Earlier today, Anonymous announced what sounded like an awesome caper: The group had compromised the email of a law firm that represented Staff Sergeant Frank Wuterich, the Marine squad leader who got a slap on the wrist for his role in the Haditha massacre. Trouble is, the hack had a lot of collateral victims, including people that Anonymous might normally be aligned with. Like a lawyer for Guantanamo detainees.

In announcing the hack, Anonymous stressed that it was attempting to expose and combat the failures of the military justice system, which let a murderer off the hook. Included in the release are "detailed records, transcripts, testimony, trial evidence, and legal defense donation records pertaining to not only Frank Wuterich but also many other marines they have represented."

Well, yes. But a very cursory examination—we've only been able to peruse a tiny percentage of the data released—has turned up a wealth of information about, for instance, sexual assault victims. Puckett and Faraj, the targeted law firm, represented a Marine accused of rape in 2007. So among partner Haytham Faraj's emails are witness statements from the victims—whose names have not been reported in the context of the sexual assault—recounting how one awoke from a drunken stupor to realize "her tampon was pushed deep inside her." Another recalls only "flashes": "My next flash is I am lying on my back on the bed near the bathroom...and there is a man in boxer-like shorts straddling me." It's hard to see how the public release of that information accords with Anonymous' self-described "ongoing effort to expose the corruption of the court systems and the brutality of US imperialism."
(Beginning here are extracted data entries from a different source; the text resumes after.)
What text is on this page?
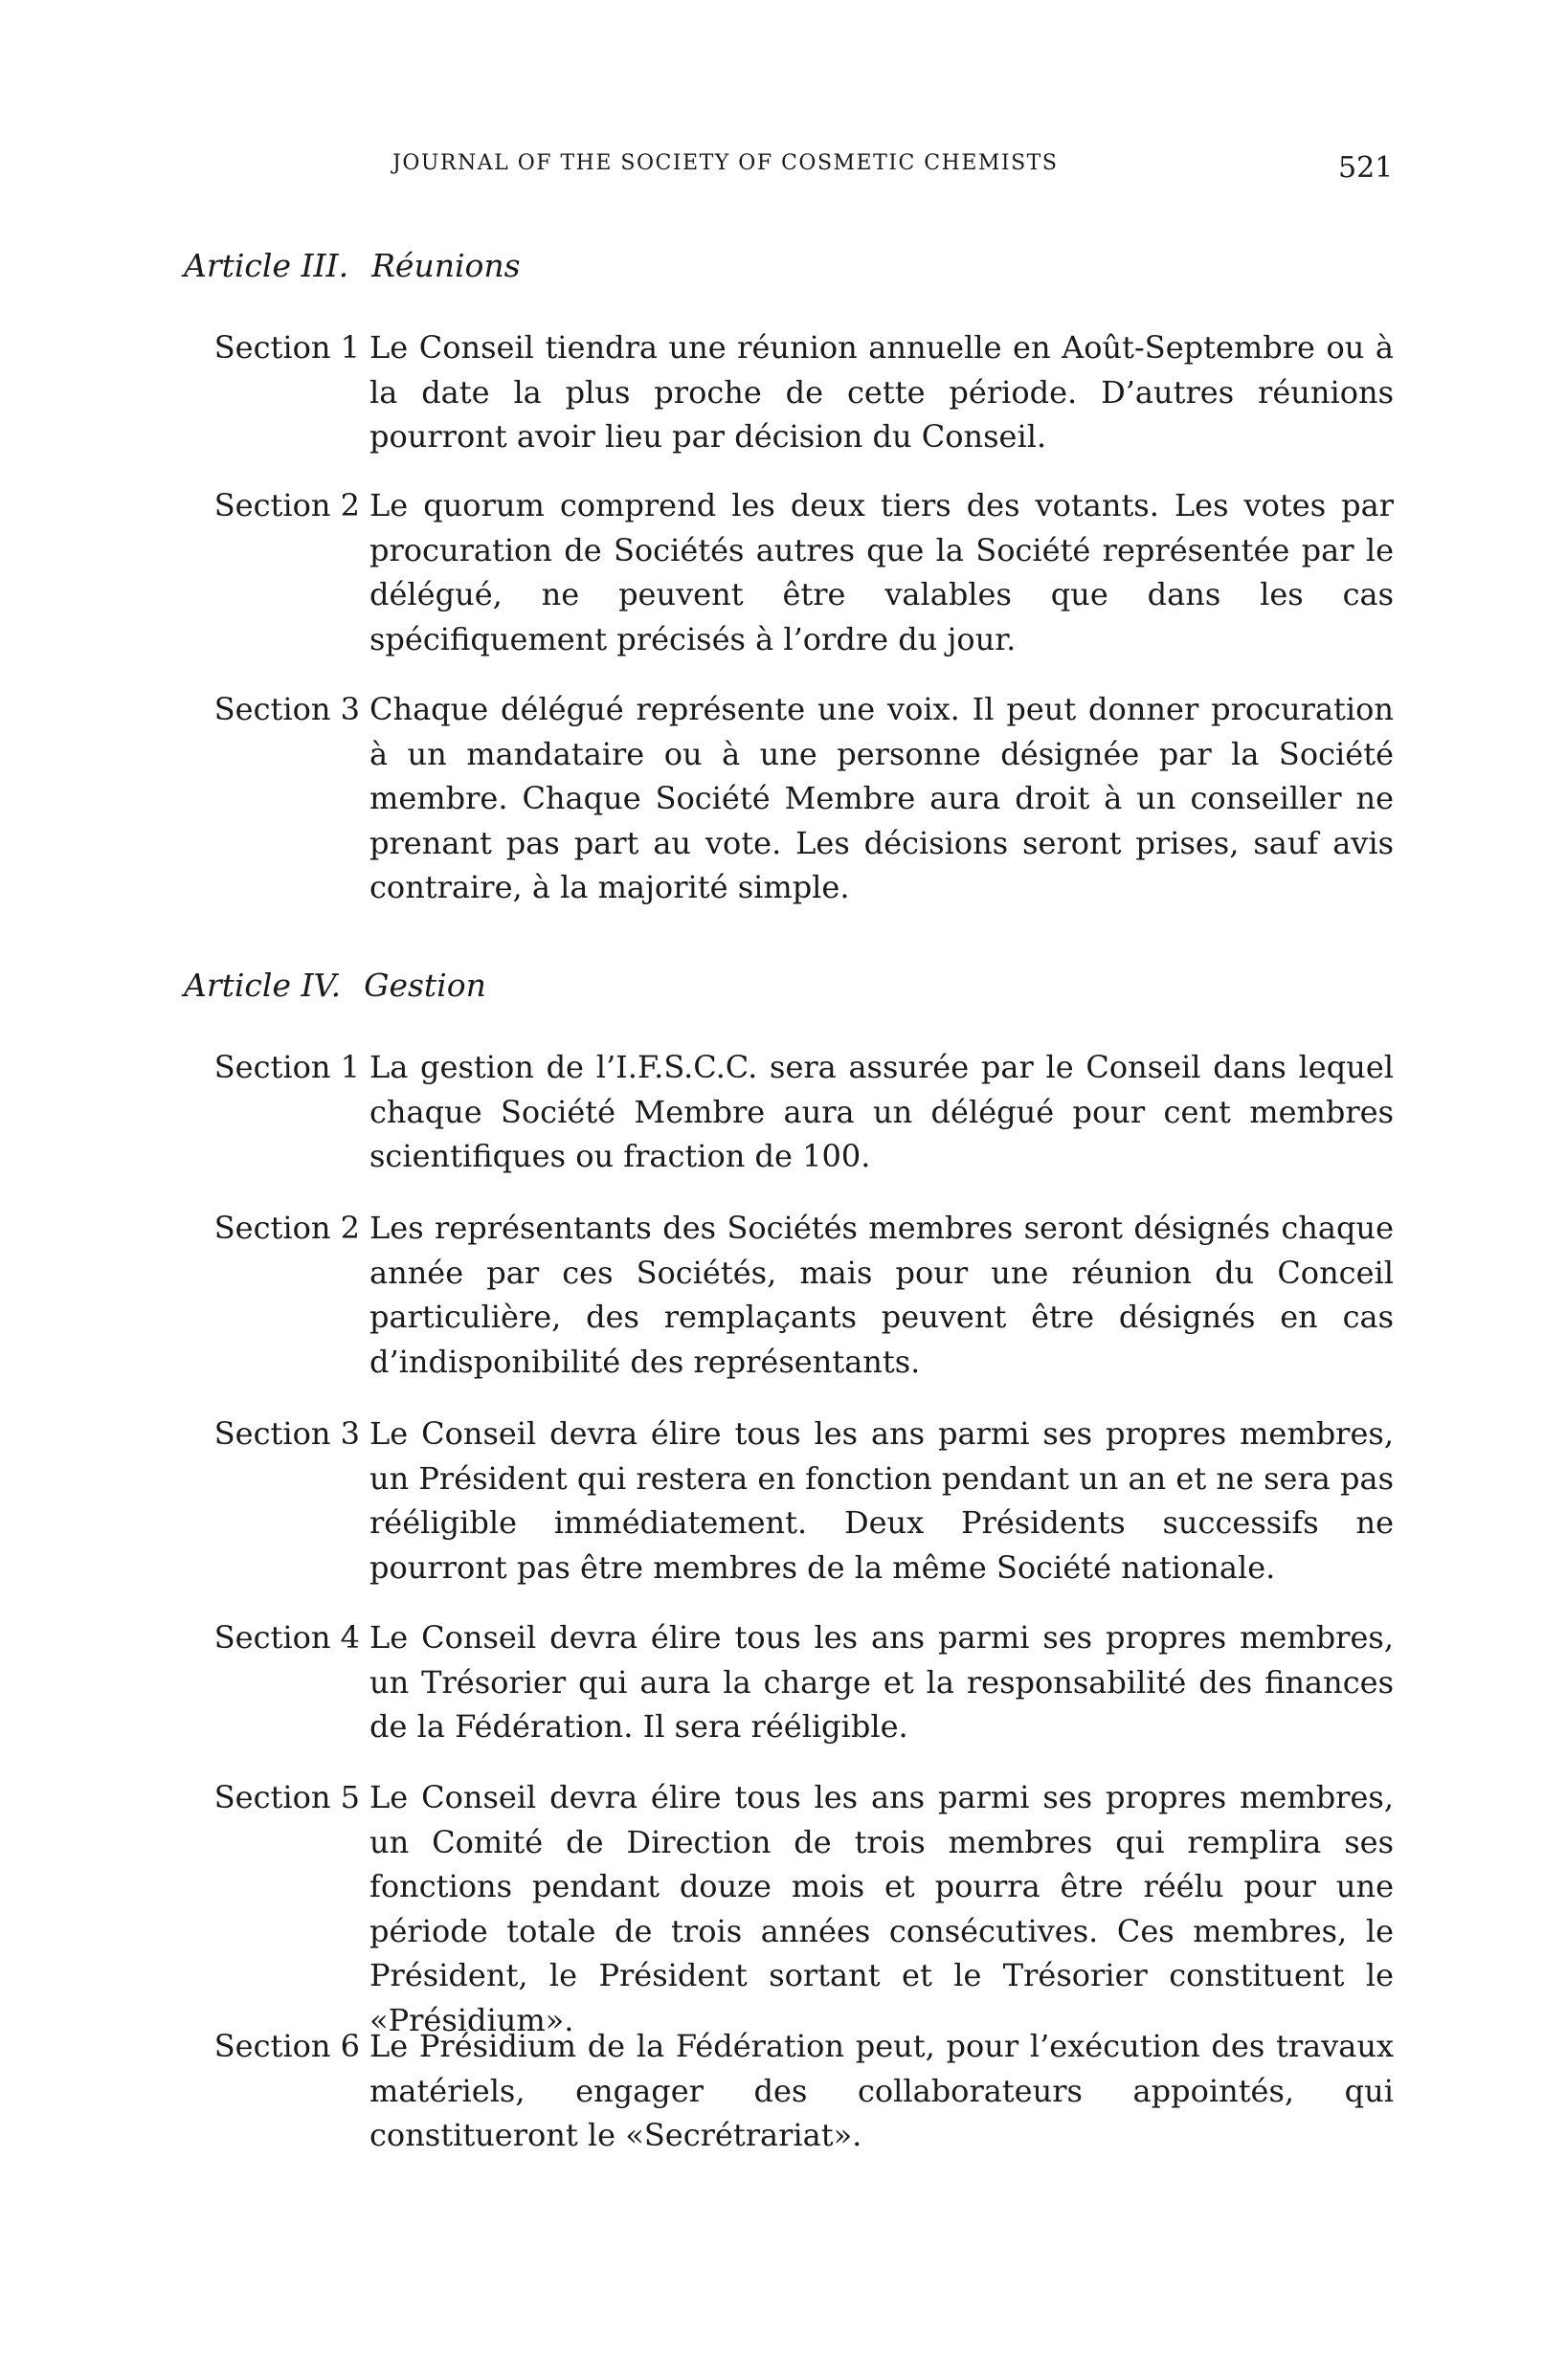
JOURNAL OF THE SOCIETY OF COSMETIC CHEMISTS	521
Article III. Réunions
Section 1 Le Conseil tiendra une réunion annuelle en Août-Septembre ou à la date la plus proche de cette période. D’autres réunions pourront avoir lieu par décision du Conseil.
Section 2 Le quorum comprend les deux tiers des votants. Les votes par procuration de Sociétés autres que la Société représentée par le délégué, ne peuvent être valables que dans les cas spécifiquement précisés à l’ordre du jour.
Section 3 Chaque délégué représente une voix. Il peut donner procuration à un mandataire ou à une personne désignée par la Société membre. Chaque Société Membre aura droit à un conseiller ne prenant pas part au vote. Les décisions seront prises, sauf avis contraire, à la majorité simple.
Article IV. Gestion
Section 1 La gestion de l’I.F.S.C.C. sera assurée par le Conseil dans lequel chaque Société Membre aura un délégué pour cent membres scientifiques ou fraction de 100.
Section 2 Les représentants des Sociétés membres seront désignés chaque année par ces Sociétés, mais pour une réunion du Conceil particulière, des remplaçants peuvent être désignés en cas d’indisponibilité des représentants.
Section 3 Le Conseil devra élire tous les ans parmi ses propres membres, un Président qui restera en fonction pendant un an et ne sera pas rééligible immédiatement. Deux Présidents successifs ne pourront pas être membres de la même Société nationale.
Section 4 Le Conseil devra élire tous les ans parmi ses propres membres, un Trésorier qui aura la charge et la responsabilité des finances de la Fédération. Il sera rééligible.
Section 5 Le Conseil devra élire tous les ans parmi ses propres membres, un Comité de Direction de trois membres qui remplira ses fonctions pendant douze mois et pourra être réélu pour une période totale de trois années consécutives. Ces membres, le Président, le Président sortant et le Trésorier constituent le «Présidium».
Section 6 Le Présidium de la Fédération peut, pour l’exécution des travaux matériels, engager des collaborateurs appointés, qui constitueront le «Secrétrariat».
One of Puckett and Faraj's former partners is Eric Montalvo, a lawyer who represented Guantanamo Bay detainee Mohamed Jawad. Jawad was accused of attempted murder for throwing a grenade at U.S. forces in 2002. Depending on who you ask, he was either 12 or 17 years old at the time. He spent nine years without a trial in Guantanamo before Montalvo succeeded in getting him a habeas corpus hearing.

Among the hacked emails is an attachment with 9 months' worth of Montalvo's cell phone records. Every call, in or out. It's an unlikely reward for taking on a case like Jawad's. There's a wealth of data in the release that absolutely should become public, and I will eagerly pore over it. But there are unintended consequences to the approach.